Researchers at the University of Plymouth used a technique developed in the 1950s to determine how much influence robots can have on people’s opinions.
The Asch paradigm was originally used to describe how people will usually follow the opinions of others, even if they are clearly wrong.
“People often follow the opinions of others and we’ve known for a long time that it is hard to resist taking over views and opinions of people around us,” said robotics professor Tony Belpaeme, who led the study alongside Plymouth researcher Anna Vollmer.
“We know this as conformity. But as robots will soon be found in the home and the workplace, we were wondering if people would conform to robots.
"What our results show is that adults do not conform to what the robots are saying. But when we did the experiment with children, they did.”
The study, published in the journal Science Robotics, showed that children scored higher on a test when alone in a room compared to a room with robots.
Professor Belpaeme said the study’s results show children have more of an affinity with robots than adults, suggesting they may be more susceptible to robot-based advertising.
This phenomenon could be used positively in society, for example social robots could be used to help diabetic children accept the nature of their condition.
Similar robots could also be used to help children learn a second language.
The researchers warned that the study also raises concerns about the negative influence robots might have on vulnerable children.

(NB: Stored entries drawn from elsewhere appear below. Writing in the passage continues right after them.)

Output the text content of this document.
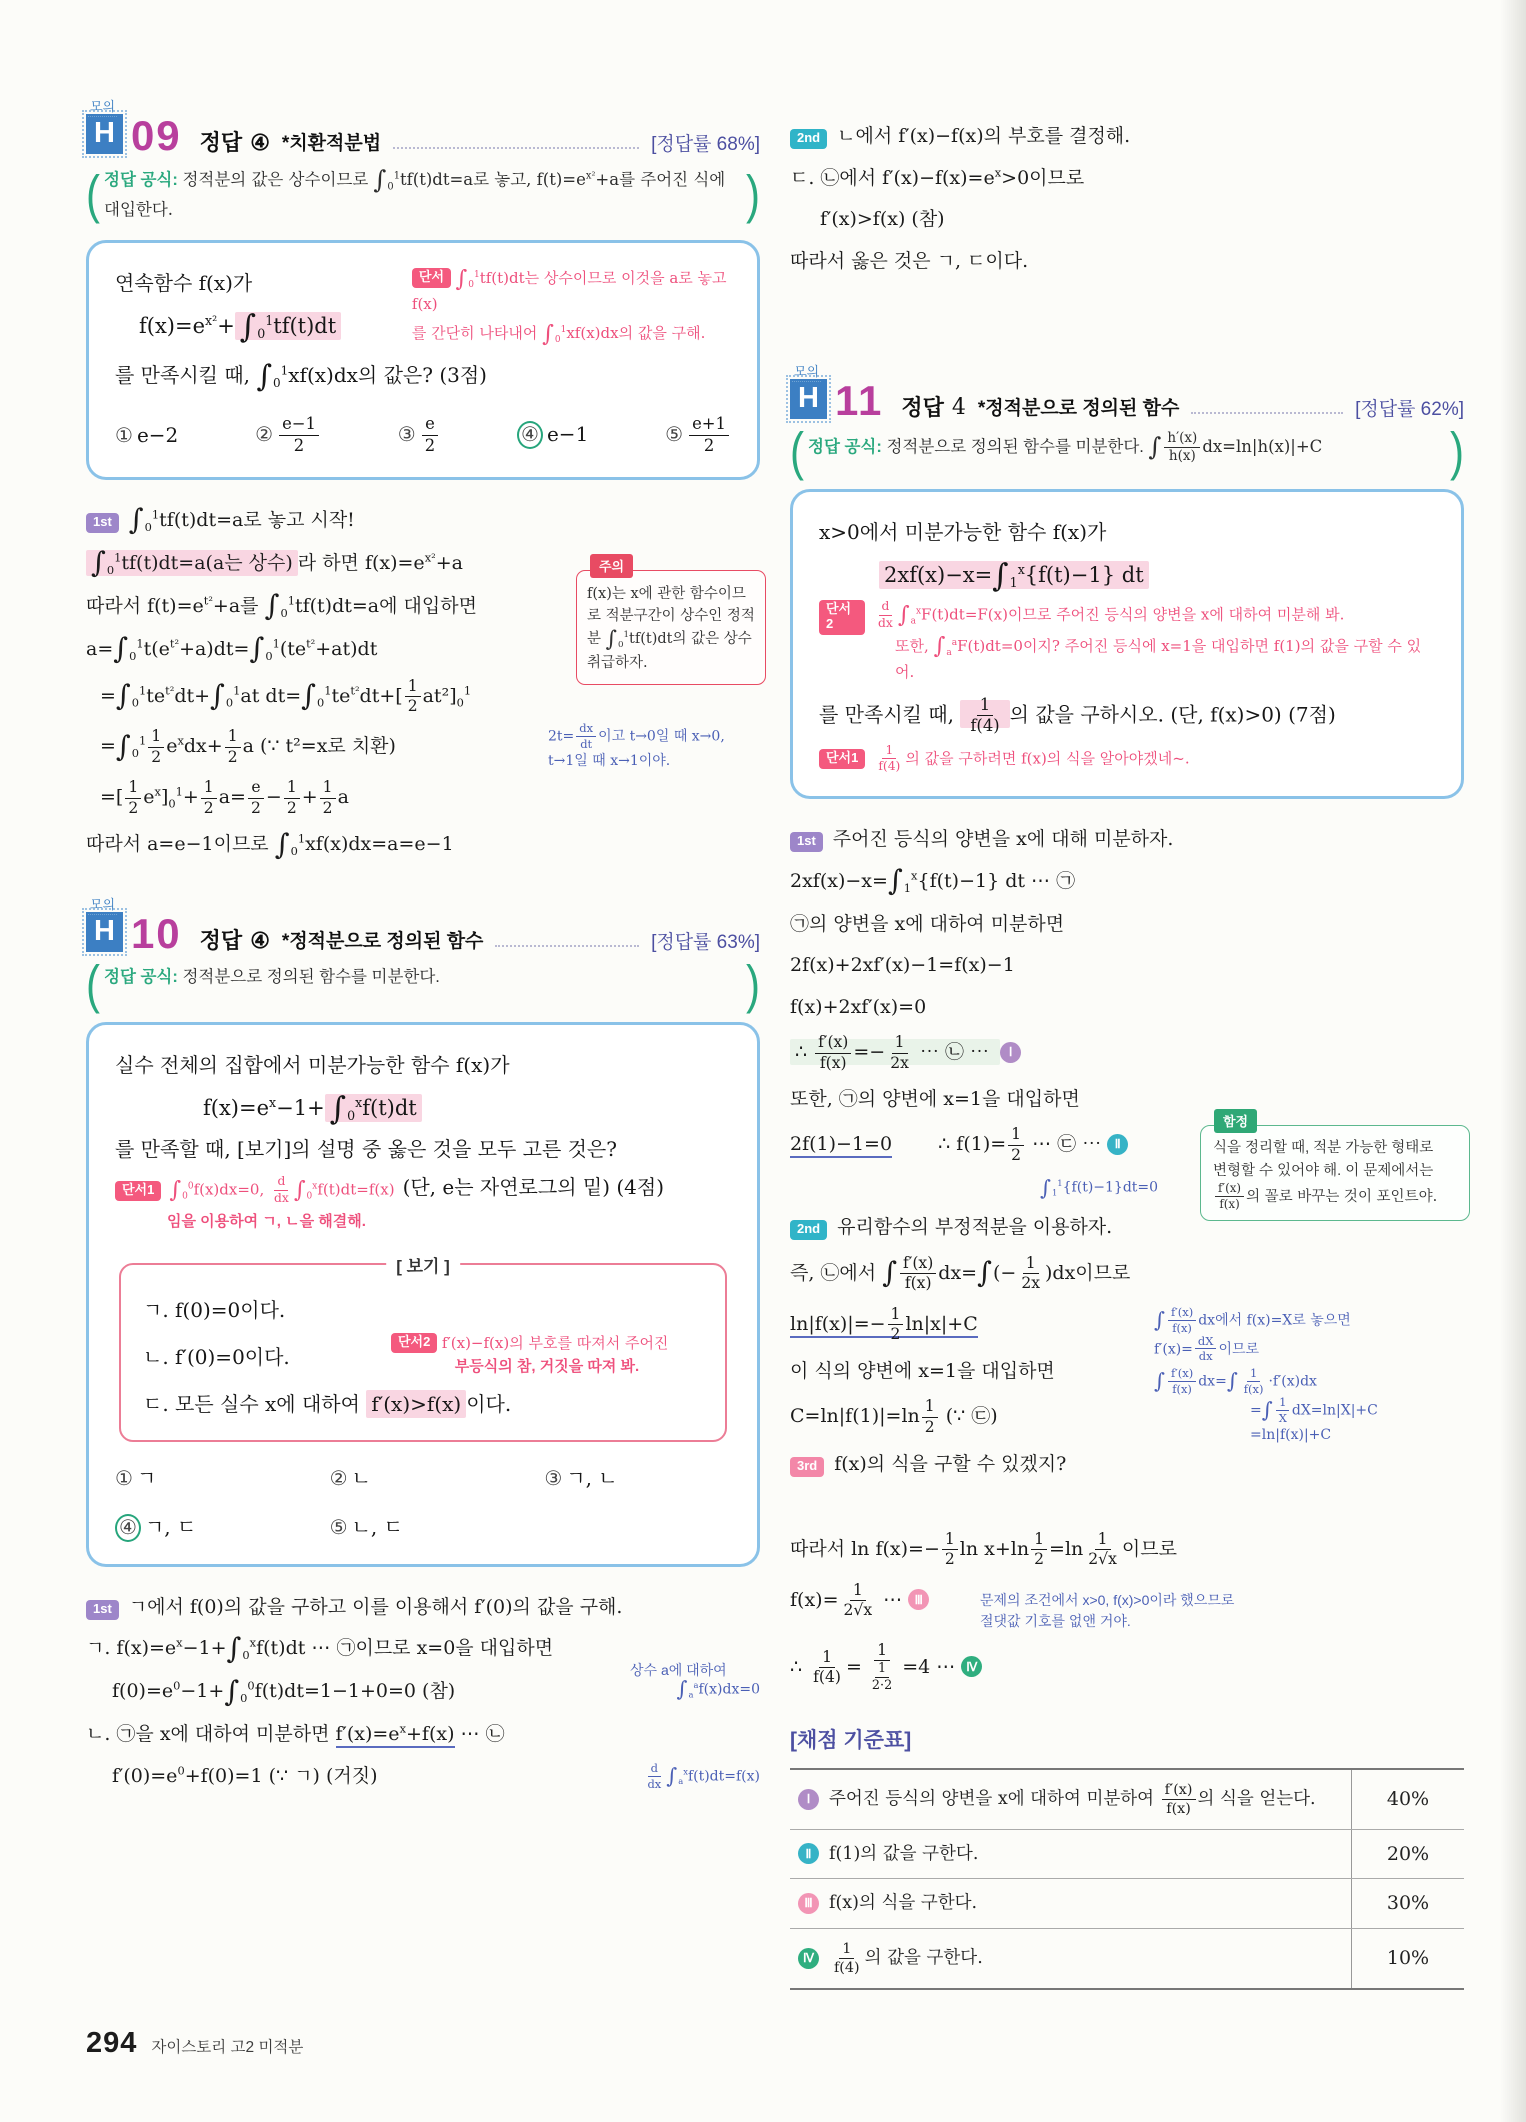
모의
H 09 정답 ④ *치환적분법	[정답률 68%]
( 정답 공식: 정적분의 값은 상수이므로 $\int_0^1tf(t)dt=a$로 놓고, $f(t)=e^{x^2}+a$를 주어진 식에 대입한다.	)
연속함수 f(x)가
$f(x)=e^{x^2}+ \int_0^1tf(t)dt$
단서 $\int_0^1tf(t)dt$는 상수이므로 이것을 a로 놓고 f(x)
를 간단히 나타내어 $\int_0^1xf(x)dx$의 값을 구해.
를 만족시킬 때, $\int_0^1xf(x)dx$의 값은? (3점)
① e−2	② $\frac{e-1}{2}$	③ $\frac{e}{2}$	④ e−1	⑤ $\frac{e+1}{2}$
주의
f(x)는 x에 관한 함수이므로 적분구간이 상수인 정적분 $\int_0^1tf(t)dt$의 값은 상수 취급하자.
1st $\int_0^1tf(t)dt=a$로 놓고 시작!
$\int_0^1tf(t)dt=a(a$는 상수) 라 하면 $f(x)=e^{x^2}+a$
따라서 $f(t)=e^{t^2}+a$를 $\int_0^1tf(t)dt=a$에 대입하면
$a=\int_0^1t(e^{t^2}+a)dt=\int_0^1(te^{t^2}+at)dt$
$=\int_0^1te^{t^2}dt+\int_0^1at$ $dt=\int_0^1te^{t^2}dt+[ \frac{1}{2} at^2]_0^1$
$=\int_0^1 \frac{1}{2} e^xdx+ \frac{1}{2}$ a (∵ t²=x로 치환)	$2t= \frac{dx}{dt}$ 이고 t→0일 때 x→0,
t→1일 때 x→1이야.
=[ $\frac{1}{2} e^x]_0^1+ \frac{1}{2} a= \frac{e}{2} - \frac{1}{2} + \frac{1}{2}$ a
따라서 a=e−1이므로 $\int_0^1xf(x)dx=a=e-1$
모의
H 10 정답 ④ *정적분으로 정의된 함수	[정답률 63%]
( 정답 공식: 정적분으로 정의된 함수를 미분한다.	)
실수 전체의 집합에서 미분가능한 함수 f(x)가
$f(x)=e^x-1+ \int_0^xf(t)dt$
를 만족할 때, [보기]의 설명 중 옳은 것을 모두 고른 것은?
단서1 $\int_0^0f(x)dx=0$, $\frac{d}{dx} \int_0^xf(t)dt=f(x)$ (단, e는 자연로그의 밑) (4점)
임을 이용하여 ㄱ, ㄴ을 해결해.
[ 보기 ]
ㄱ. f(0)=0이다.
ㄴ. f′(0)=0이다.
단서2 f′(x)−f(x)의 부호를 따져서 주어진
부등식의 참, 거짓을 따져 봐.
ㄷ. 모든 실수 x에 대하여 f′(x)>f(x) 이다.
① ㄱ	② ㄴ	③ ㄱ, ㄴ
④ ㄱ, ㄷ	⑤ ㄴ, ㄷ
1st ㄱ에서 f(0)의 값을 구하고 이를 이용해서 f′(0)의 값을 구해.
ㄱ. $f(x)=e^x-1+\int_0^xf(t)dt$ ⋯ ㉠이므로 x=0을 대입하면
상수 a에 대하여
$f(0)=e^0-1+\int_0^0f(t)dt=1-1+0=0$ (참)	$\int_a^af(x)dx=0$
ㄴ. ㉠을 x에 대하여 미분하면 $f'(x)=e^x+f(x)$ ⋯ ㉡
$f'(0)=e^0+f(0)=1$ (∵ ㄱ) (거짓)	$\frac{d}{dx} \int_a^xf(t)dt=f(x)$
2nd ㄴ에서 f′(x)−f(x)의 부호를 결정해.
ㄷ. ㉡에서 $f'(x)-f(x)=e^x>0$이므로
f′(x)>f(x) (참)
따라서 옳은 것은 ㄱ, ㄷ이다.
모의
H 11 정답 4 *정적분으로 정의된 함수	[정답률 62%]
( 정답 공식: 정적분으로 정의된 함수를 미분한다. ∫ $\frac{h'(x)}{h(x)} dx=\ln|h(x)|+C$	)
x>0에서 미분가능한 함수 f(x)가
$2xf(x)-x=\int_1^x\{f(t)-1\}$ dt
단서2	$\frac{d}{dx} \int_a^xF(t)dt=F(x)$이므로 주어진 등식의 양변을 x에 대하여 미분해 봐.
또한, $\int_a^aF(t)dt=0$이지? 주어진 등식에 x=1을 대입하면 f(1)의 값을 구할 수 있어.
를 만족시킬 때, $\frac{1}{f(4)}$ 의 값을 구하시오. (단, f(x)>0) (7점)
단서1	$\frac{1}{f(4)}$ 의 값을 구하려면 f(x)의 식을 알아야겠네~.
1st 주어진 등식의 양변을 x에 대해 미분하자.
$2xf(x)-x=\int_1^x\{f(t)-1\}$ dt ⋯ ㉠
㉠의 양변을 x에 대하여 미분하면
함정
식을 정리할 때, 적분 가능한 형태로
변형할 수 있어야 해. 이 문제에서는
$\frac{f'(x)}{f(x)}$ 의 꼴로 바꾸는 것이 포인트야.
2f(x)+2xf′(x)−1=f(x)−1
f(x)+2xf′(x)=0
∴ $\frac{f'(x)}{f(x)} =- \frac{1}{2x}$ ⋯ ㉡ ⋯ Ⅰ
또한, ㉠의 양변에 x=1을 대입하면
2f(1)−1=0 ∴ $f(1)= \frac{1}{2}$ ⋯ ㉢ ⋯ Ⅱ
$\int_1^1\{f(t)-1\}dt=0$
2nd 유리함수의 부정적분을 이용하자.
즉, ㉡에서 ∫ $\frac{f'(x)}{f(x)} dx=\int(- \frac{1}{2x} )dx$이므로
∫ $\frac{f'(x)}{f(x)}$ dx에서 f(x)=X로 놓으면
$f'(x)= \frac{dX}{dx}$ 이므로
∫ $\frac{f'(x)}{f(x)} dx=\int \frac{1}{f(x)} \cdot f'(x)dx$
=∫ $\frac{1}{X} dX=\ln|X|+C$
=ln|f(x)|+C
$\ln|f(x)|=- \frac{1}{2} \ln|x|+C$
이 식의 양변에 x=1을 대입하면
$C=\ln|f(1)|=\ln \frac{1}{2}$ (∵ ㉢)
3rd f(x)의 식을 구할 수 있겠지?
따라서 $\ln f(x)=- \frac{1}{2}$ $\ln x+\ln \frac{1}{2} =\ln \frac{1}{2√x}$ 이므로
$f(x)= \frac{1}{2√x}$ ⋯ Ⅲ	문제의 조건에서 x>0, f(x)>0이라 했으므로
절댓값 기호를 없앤 거야.
∴ $\frac{1}{f(4)} = \frac{1}{\frac{1}{2\cdot 2}} =4$ ⋯ Ⅳ
[채점 기준표]
Ⅰ	주어진 등식의 양변을 x에 대하여 미분하여 $\frac{f'(x)}{f(x)}$ 의 식을 얻는다.	40%
Ⅱ	f(1)의 값을 구한다.	20%
Ⅲ f(x)의 식을 구한다.	30%
Ⅳ	$\frac{1}{f(4)}$ 의 값을 구한다.	10%
294 자이스토리 고2 미적분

The study concluded: “A future in which autonomous social robots are used as aids for education professionals or child therapists is not distant. In these applications, the robot is in a position in which the information provided can significantly affect the individuals they interact with.”
In order to protect against any potential pitfalls, the study’s authors said a discussion is now required about whether measures should be put in place to help minimise the risk to children.